Python removing duplicates in list and 1==1.0 True

2019-08-11 05:29发布

问题:

I need to remove duplicates values in a list, but with set() or for ... if not in... loop I only get partially correct decisions. For example for ['asd', 'dsa', 1, '1', 1.0]

I get:

['asd', 'dsa', 1, '1']

but the required result is:

['asd', 'dsa', 1, '1', 1.0]

How can I achieve this?

回答1:

You can try

In [3]: [value for _, value in frozenset((type(x), x) for x in l)]
Out[3]: [1.0, '1', 1, 'dsa', 'asd']

We create a (temporary) frozenset of tuples containing both element and its type - to keep elements that are equal (such as 1, 1.0 and True) but have different types. Then we iterate over it, unpack tuples and retrieve elements (value).

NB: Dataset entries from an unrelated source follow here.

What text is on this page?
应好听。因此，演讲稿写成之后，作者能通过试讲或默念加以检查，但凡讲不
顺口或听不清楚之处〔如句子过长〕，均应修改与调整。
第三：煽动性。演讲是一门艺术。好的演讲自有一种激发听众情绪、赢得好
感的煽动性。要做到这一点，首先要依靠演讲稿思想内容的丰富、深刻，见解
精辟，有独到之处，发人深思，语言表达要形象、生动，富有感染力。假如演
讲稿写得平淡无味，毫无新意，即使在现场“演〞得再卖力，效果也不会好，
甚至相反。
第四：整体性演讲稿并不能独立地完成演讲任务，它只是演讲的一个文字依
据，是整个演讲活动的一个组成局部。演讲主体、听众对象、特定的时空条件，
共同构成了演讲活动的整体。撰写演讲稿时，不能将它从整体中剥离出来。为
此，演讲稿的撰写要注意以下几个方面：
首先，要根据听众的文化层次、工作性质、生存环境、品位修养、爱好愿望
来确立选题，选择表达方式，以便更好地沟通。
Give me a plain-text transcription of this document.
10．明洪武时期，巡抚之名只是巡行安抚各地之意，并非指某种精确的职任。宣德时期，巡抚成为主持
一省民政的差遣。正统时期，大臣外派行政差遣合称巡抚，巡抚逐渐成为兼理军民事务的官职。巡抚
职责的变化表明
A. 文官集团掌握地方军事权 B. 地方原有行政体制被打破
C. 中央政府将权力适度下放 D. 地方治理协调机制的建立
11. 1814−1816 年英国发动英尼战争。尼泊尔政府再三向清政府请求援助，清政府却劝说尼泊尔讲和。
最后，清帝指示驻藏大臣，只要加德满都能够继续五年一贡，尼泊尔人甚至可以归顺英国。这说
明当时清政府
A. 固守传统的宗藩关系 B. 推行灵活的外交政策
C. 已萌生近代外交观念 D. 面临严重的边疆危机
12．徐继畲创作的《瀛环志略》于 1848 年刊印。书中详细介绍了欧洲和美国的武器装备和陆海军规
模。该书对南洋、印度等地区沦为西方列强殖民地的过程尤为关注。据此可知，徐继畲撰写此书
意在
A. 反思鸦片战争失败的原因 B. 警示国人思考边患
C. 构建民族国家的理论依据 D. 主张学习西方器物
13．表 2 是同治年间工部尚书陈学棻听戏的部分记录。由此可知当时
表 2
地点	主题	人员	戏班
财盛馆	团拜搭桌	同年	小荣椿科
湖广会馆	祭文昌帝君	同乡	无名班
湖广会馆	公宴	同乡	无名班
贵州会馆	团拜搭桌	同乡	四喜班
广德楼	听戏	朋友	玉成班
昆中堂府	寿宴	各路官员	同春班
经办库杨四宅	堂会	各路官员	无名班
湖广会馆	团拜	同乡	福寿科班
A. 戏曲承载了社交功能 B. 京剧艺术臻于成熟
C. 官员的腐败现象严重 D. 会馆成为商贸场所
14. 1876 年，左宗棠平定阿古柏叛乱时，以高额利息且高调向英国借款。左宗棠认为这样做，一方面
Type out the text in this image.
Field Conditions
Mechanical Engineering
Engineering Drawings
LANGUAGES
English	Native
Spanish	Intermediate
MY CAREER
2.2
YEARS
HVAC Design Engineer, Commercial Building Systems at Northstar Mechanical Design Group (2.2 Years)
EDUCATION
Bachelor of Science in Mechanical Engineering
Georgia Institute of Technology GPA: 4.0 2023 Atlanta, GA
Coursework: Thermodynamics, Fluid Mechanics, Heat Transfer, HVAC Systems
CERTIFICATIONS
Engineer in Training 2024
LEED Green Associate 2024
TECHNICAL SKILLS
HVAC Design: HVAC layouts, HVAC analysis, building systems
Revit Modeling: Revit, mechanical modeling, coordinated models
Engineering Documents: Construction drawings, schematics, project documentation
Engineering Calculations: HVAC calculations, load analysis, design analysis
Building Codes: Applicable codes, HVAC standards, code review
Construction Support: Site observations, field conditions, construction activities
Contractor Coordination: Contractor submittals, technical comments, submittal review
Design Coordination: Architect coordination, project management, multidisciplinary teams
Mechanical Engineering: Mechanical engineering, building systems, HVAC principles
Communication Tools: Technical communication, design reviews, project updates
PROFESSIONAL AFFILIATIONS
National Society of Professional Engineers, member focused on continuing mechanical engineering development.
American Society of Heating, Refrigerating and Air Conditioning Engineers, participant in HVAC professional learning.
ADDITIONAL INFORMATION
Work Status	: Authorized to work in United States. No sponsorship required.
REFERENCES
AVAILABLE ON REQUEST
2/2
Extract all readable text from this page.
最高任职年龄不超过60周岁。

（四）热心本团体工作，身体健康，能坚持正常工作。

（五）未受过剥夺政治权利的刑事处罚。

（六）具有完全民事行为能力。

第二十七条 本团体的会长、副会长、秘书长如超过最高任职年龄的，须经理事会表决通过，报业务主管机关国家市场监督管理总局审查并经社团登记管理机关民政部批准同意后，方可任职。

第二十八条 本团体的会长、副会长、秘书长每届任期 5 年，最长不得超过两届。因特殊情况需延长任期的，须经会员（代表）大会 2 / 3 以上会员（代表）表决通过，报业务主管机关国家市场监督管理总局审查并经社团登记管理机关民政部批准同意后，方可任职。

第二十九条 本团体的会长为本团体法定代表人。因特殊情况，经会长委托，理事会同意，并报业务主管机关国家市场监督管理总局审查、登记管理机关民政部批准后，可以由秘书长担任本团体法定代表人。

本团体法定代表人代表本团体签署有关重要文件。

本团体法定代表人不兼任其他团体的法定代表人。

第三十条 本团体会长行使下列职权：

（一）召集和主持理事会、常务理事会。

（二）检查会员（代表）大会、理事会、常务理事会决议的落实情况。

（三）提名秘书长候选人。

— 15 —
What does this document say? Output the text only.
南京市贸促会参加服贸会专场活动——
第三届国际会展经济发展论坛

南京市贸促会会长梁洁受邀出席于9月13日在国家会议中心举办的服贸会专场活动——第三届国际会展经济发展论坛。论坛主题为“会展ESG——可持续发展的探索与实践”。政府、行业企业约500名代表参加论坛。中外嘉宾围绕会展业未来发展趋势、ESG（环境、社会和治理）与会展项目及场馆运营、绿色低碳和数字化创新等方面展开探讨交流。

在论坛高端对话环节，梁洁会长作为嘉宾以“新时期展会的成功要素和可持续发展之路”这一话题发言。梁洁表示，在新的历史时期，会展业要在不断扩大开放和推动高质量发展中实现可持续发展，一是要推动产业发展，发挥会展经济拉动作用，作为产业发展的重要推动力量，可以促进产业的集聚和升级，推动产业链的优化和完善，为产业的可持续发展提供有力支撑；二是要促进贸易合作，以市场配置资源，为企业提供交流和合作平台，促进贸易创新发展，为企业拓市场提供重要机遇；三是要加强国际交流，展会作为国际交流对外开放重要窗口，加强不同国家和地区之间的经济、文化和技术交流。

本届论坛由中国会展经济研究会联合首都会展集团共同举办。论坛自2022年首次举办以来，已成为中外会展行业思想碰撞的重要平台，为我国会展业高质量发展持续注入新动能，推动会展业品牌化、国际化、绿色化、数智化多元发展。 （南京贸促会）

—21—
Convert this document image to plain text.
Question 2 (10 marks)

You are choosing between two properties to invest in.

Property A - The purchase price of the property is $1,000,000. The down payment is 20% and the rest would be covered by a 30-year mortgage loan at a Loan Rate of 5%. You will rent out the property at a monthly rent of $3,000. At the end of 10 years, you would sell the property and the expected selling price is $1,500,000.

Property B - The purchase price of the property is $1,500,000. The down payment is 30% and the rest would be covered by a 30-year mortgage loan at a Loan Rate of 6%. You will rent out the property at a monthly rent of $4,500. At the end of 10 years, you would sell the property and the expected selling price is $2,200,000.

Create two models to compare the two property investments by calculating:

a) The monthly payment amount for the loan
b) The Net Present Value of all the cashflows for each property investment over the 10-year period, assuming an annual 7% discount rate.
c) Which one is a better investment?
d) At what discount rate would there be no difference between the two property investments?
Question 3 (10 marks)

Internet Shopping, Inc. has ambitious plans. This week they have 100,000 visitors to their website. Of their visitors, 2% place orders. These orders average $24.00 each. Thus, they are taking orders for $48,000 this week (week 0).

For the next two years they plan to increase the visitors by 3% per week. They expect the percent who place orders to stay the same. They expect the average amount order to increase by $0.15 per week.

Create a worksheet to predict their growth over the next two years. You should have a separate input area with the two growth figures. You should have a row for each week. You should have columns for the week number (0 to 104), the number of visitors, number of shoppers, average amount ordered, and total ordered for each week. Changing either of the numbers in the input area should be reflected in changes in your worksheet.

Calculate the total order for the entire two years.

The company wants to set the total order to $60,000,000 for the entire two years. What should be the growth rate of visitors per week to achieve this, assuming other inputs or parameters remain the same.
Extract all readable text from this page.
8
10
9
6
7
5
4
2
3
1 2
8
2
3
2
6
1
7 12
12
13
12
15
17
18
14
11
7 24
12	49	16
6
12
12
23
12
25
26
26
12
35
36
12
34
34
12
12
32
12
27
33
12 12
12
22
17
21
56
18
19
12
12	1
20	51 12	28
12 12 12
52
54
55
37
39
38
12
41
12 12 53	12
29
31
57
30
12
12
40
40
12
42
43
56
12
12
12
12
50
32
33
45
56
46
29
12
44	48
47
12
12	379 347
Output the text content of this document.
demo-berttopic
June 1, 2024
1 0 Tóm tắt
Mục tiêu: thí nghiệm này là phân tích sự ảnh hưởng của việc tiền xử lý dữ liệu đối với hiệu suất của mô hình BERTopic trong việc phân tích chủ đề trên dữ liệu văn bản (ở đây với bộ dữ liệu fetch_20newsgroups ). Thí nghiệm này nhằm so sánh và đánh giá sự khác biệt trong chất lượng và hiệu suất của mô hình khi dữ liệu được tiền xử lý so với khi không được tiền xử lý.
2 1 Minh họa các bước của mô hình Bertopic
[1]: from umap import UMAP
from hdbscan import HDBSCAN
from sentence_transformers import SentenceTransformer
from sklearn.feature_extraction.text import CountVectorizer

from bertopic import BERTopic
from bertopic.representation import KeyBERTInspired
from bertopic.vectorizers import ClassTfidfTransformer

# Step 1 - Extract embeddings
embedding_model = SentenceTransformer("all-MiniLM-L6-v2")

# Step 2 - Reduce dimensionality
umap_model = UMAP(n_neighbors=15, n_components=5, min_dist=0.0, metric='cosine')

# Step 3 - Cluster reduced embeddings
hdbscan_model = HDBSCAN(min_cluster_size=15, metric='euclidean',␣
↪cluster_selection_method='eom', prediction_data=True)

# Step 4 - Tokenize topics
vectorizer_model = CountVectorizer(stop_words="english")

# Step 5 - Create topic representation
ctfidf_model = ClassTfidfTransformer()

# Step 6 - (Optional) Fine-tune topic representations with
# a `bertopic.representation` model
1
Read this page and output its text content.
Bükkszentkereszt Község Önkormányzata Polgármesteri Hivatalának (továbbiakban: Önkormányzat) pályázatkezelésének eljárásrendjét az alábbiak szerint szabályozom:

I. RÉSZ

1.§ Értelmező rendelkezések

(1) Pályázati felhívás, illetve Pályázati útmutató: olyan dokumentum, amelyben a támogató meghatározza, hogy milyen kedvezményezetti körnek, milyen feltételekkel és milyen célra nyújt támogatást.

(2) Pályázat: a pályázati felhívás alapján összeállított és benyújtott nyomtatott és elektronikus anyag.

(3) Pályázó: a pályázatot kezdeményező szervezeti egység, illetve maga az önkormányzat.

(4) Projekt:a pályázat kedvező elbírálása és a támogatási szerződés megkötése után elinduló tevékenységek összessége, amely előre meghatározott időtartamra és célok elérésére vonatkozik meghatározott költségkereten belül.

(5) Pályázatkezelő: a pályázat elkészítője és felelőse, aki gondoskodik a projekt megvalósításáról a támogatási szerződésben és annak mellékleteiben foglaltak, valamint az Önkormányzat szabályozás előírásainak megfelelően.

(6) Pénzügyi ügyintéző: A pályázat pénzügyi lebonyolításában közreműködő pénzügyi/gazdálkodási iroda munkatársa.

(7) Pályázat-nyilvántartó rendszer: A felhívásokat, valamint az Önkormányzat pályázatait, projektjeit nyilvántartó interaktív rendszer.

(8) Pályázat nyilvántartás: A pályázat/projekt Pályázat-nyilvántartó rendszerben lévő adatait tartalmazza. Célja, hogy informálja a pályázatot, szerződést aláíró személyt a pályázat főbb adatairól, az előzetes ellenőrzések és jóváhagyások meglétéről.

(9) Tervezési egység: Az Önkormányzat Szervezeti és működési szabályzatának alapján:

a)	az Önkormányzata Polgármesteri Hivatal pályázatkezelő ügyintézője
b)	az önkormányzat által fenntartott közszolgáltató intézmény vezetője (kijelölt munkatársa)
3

Sure, we could as well use ordinary set, which is mutable, but we don't need mutability because our set is temporary.

Note that this won't necessarily preserve the original order.


If you need the original order preserved, use collections.OrderedDict, which is a hash map (just like regular dict) and therefore works similarly to frozenset/set

In [16]: from collections import OrderedDict

In [17]: [value for _, value in OrderedDict.fromkeys((type(x), x) for x in l)]
Out[17]: ['asd', 'dsa', 1, '1', 1.0]


回答2:

This is a good case for the decorate-sort-undecorate pattern, with the sort part modified to just create a set:

dest = [el for el, ignore
        in set((x, type(x))
               for x in src)]

The decoration step adds element type to the set, so that e.g. 1 and 1.0 compare different. The final list is then obtained by undecorating the set, i.e. removing the no longer needed type objects.